Further, we implemented multiplexing with barcodes to improve method efficiency, reduce cost, and expand the throughput. We created a barcoding webtool to generate unique barcodes, which are integrated into the adapter sequences that are ligated to the target sequence. This allows us to sequence samples from multiple different athletes in the same run and trace the output sequence back to corresponding barcode (Ref).

4. Targeted sequencing

After library preparation, we sequence the samples using a MinION, portable real-time sequencing device, from ONT. Only targeted sequences with adapters are translocated through the pores of ONT’s via the nanopore motor protein (ref).The remaining untagged DNA will not be sequenced.
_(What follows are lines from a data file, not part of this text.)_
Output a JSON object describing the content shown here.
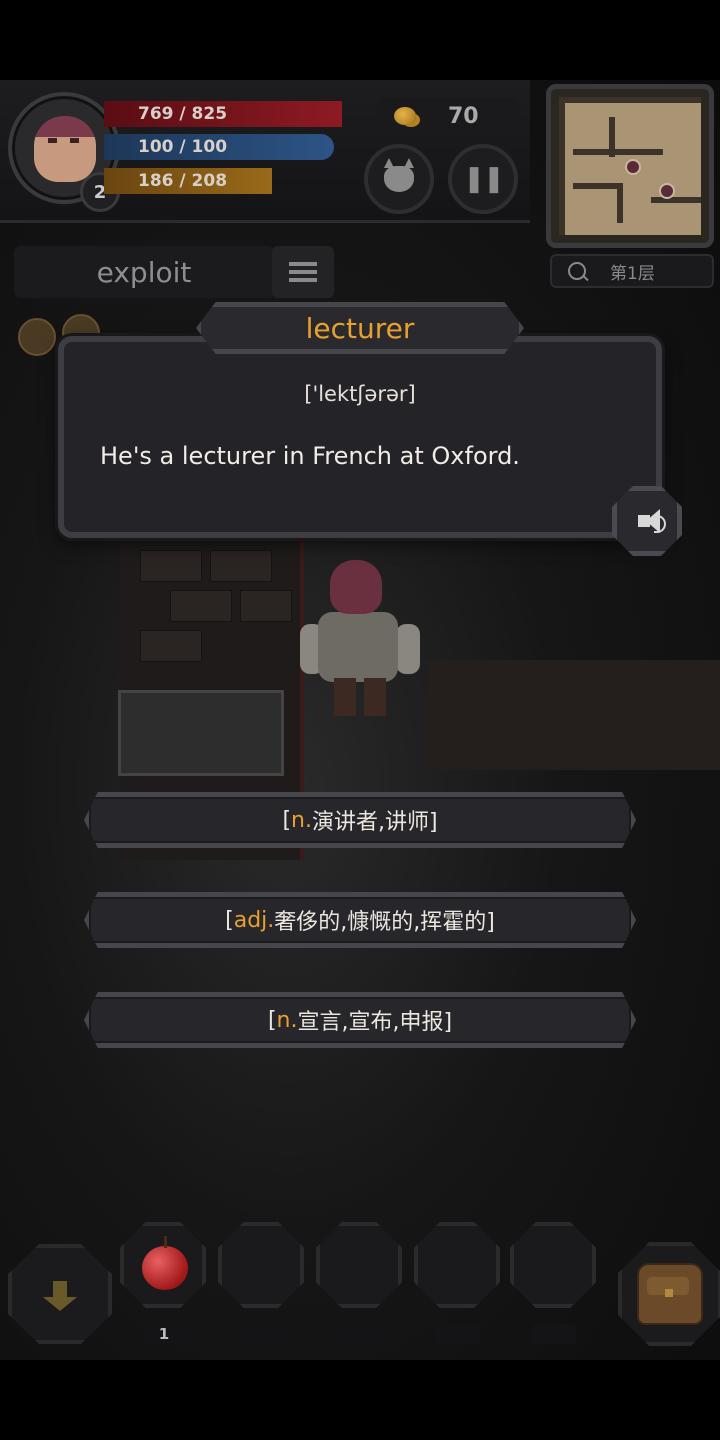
{
  "hud": {
    "player_level": "2",
    "hp": "769 / 825",
    "mp": "100 / 100",
    "xp": "186 / 208",
    "hp_fraction": 0.93,
    "mp_fraction": 1.0,
    "xp_fraction": 0.89,
    "coins": "70",
    "floor_label": "第1层",
    "current_word_tab": "exploit"
  },
  "card": {
    "word": "lecturer",
    "phonetic": "['lektʃərər]",
    "example": "He's a lecturer in French at Oxford."
  },
  "answers": [
    {
      "pos": "n.",
      "meaning": " 演讲者,讲师]",
      "open": "["
    },
    {
      "pos": "adj.",
      "meaning": " 奢侈的,慷慨的,挥霍的]",
      "open": "["
    },
    {
      "pos": "n.",
      "meaning": " 宣言,宣布,申报]",
      "open": "["
    }
  ],
  "inventory": {
    "slots": [
      {
        "item": "apple-icon",
        "count": "1"
      },
      {
        "item": "",
        "count": ""
      },
      {
        "item": "",
        "count": ""
      },
      {
        "item": "",
        "count": ""
      },
      {
        "item": "",
        "count": ""
      }
    ]
  },
  "colors": {
    "accent": "#e8a030",
    "hp_bar": "#8e1a22",
    "mp_bar": "#2c5486",
    "xp_bar": "#9a6a1a"
  },
  "icons": {
    "monster": "demon-face-icon",
    "pause": "pause-icon",
    "menu": "list-menu-icon",
    "speaker": "speaker-icon",
    "down": "arrow-down-icon",
    "bag": "backpack-icon",
    "search": "search-icon",
    "coin": "coin-icon"
  }
}
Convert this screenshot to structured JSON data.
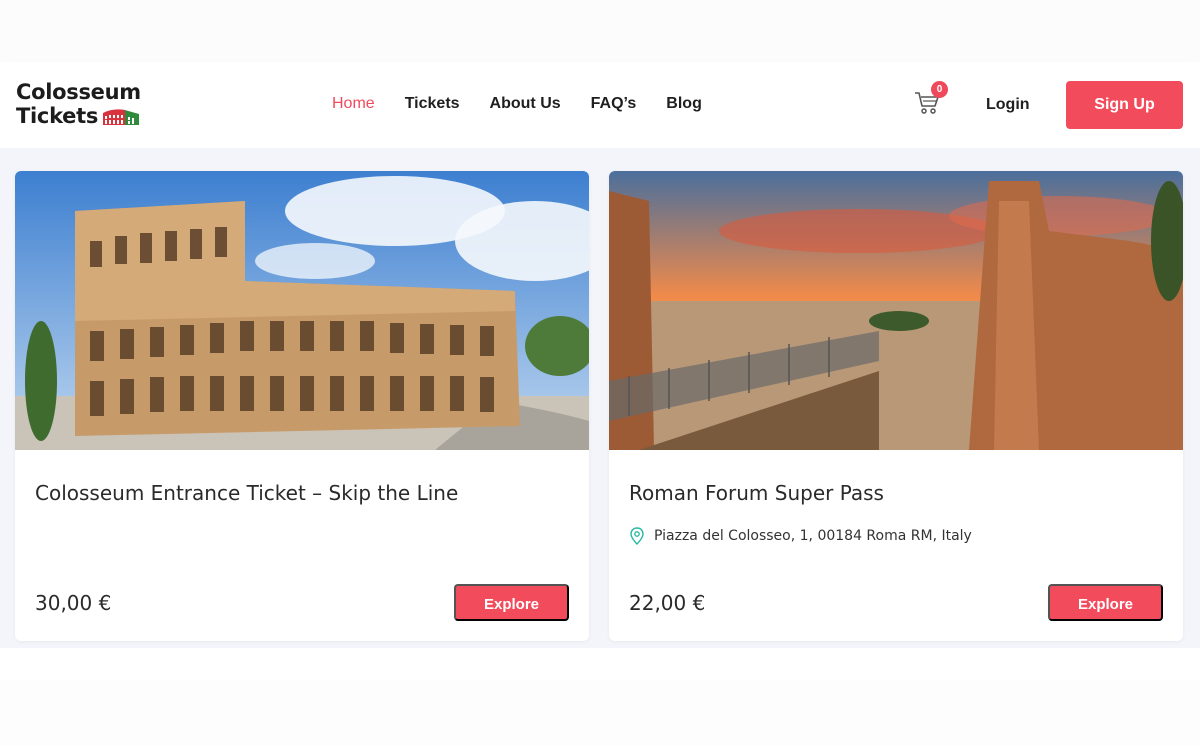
{
  "brand": {
    "name_line1": "Colosseum",
    "name_line2": "Tickets",
    "accent_color": "#f24b5c"
  },
  "nav": {
    "items": [
      {
        "label": "Home",
        "active": true
      },
      {
        "label": "Tickets",
        "active": false
      },
      {
        "label": "About Us",
        "active": false
      },
      {
        "label": "FAQ’s",
        "active": false
      },
      {
        "label": "Blog",
        "active": false
      }
    ]
  },
  "header": {
    "cart_icon": "cart-icon",
    "cart_count": "0",
    "login_label": "Login",
    "signup_label": "Sign Up"
  },
  "cards": [
    {
      "title": "Colosseum Entrance Ticket – Skip the Line",
      "location": "",
      "price": "30,00 €",
      "button_label": "Explore",
      "image": "colosseum-photo"
    },
    {
      "title": "Roman Forum Super Pass",
      "location": "Piazza del Colosseo, 1, 00184 Roma RM, Italy",
      "location_icon": "map-pin-icon",
      "price": "22,00 €",
      "button_label": "Explore",
      "image": "roman-forum-sunset-photo"
    }
  ]
}
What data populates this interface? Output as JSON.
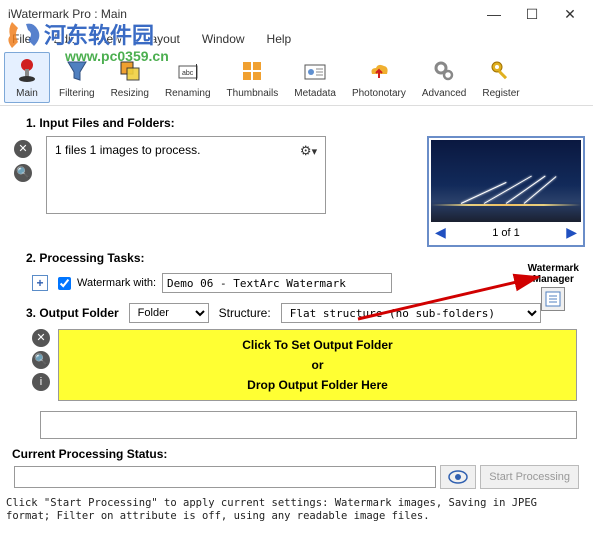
{
  "titlebar": {
    "title": "iWatermark Pro : Main"
  },
  "watermark": {
    "cn": "河东软件园",
    "url": "www.pc0359.cn"
  },
  "menu": {
    "file": "File",
    "edit": "Edit",
    "view": "View",
    "layout": "Layout",
    "window": "Window",
    "help": "Help"
  },
  "toolbar": {
    "main": "Main",
    "filtering": "Filtering",
    "resizing": "Resizing",
    "renaming": "Renaming",
    "thumbnails": "Thumbnails",
    "metadata": "Metadata",
    "photonotary": "Photonotary",
    "advanced": "Advanced",
    "register": "Register"
  },
  "section1": {
    "title": "1. Input Files and Folders:",
    "text": "1 files 1 images to process."
  },
  "preview": {
    "counter": "1  of  1"
  },
  "section2": {
    "title": "2. Processing Tasks:",
    "chk_label": "Watermark with:",
    "wm_value": "Demo 06 - TextArc Watermark",
    "mgr_l1": "Watermark",
    "mgr_l2": "Manager"
  },
  "section3": {
    "title": "3. Output Folder",
    "folder_sel": "Folder",
    "struct_label": "Structure:",
    "struct_sel": "Flat structure (no sub-folders)",
    "out_l1": "Click  To Set Output Folder",
    "out_l2": "or",
    "out_l3": "Drop Output Folder Here"
  },
  "status": {
    "label": "Current Processing Status:",
    "start": "Start Processing"
  },
  "footer": "Click \"Start Processing\" to apply current settings: Watermark images, Saving in JPEG format; Filter on attribute is off, using any readable image files."
}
By making a simple enzyme substitution, we transformed ONT’s established next generation sequencing platform into a targeted next generation sequencing platform.

1 / 4

2 / 4

3 / 4

4 / 4

❮ ❯

Step 1: The fusion protein scans the DNA and bind to a specific DNA sequence via complementary matching between sgRNA and target DNA.

Step 2: The fusion protein will integrate two small DNA molecules (adapters) required for Nanopore sequencing

Step 3: A motor protein binds to the integrated adapter sequences

Step 4: The motor protein guides the adapter tagged DNA through the nanopore and only targeted DNA is sequenced

Figure 7. Process flow diagram of our Targeted Next Generation Sequencing platform.

We processed the data obtained from ONT MinION sequencing runs with our tailor-made data analysis software tool. The software consists of an algorithm that aligns all the files generated by our sequencing run sequences with our pre-existing database, containing expected gene doping sequences. Based on the alignment score, the sequences are classified into gene doping DNA or non-gene doping DNA, eliminating any false positives that might have been sequenced. The software strengthens the robustness and reliability of our method, allowing us to determine whether gene doping DNA was present in the athlete’s blood sample. To go a step further, our algorithm has the capacity of expanding the database as it detects new gene doping sequences, thereby simultaneously evolving with gene doping.

Impact

We believe that by establishing and integrating a novel detection method into valid testing systems, we will discourage athletes from using high-risk gene doping technologies. Not only has the Dutch Doping Authority, the Delft Sports Engineering Institute and Dutch Trotting and Flat Racing Association (NDR) shown interest in our technology, but so has various other non gene doping related stakeholders. Sanquin, the Dutch blood bank, and the Dutch Research Department for Food Safety (RIKILT) at Wageningen University also emphasized the potential and value of our targeted sequencing technology. These stakeholders’ interests highlight the possible of application our targeted sequencing method in other fields, such as cancer detection, non-invasive prenatal screening, food safety regulations, and even strain identification.

Figure 8. Future applications of our targeted next generation sequencing.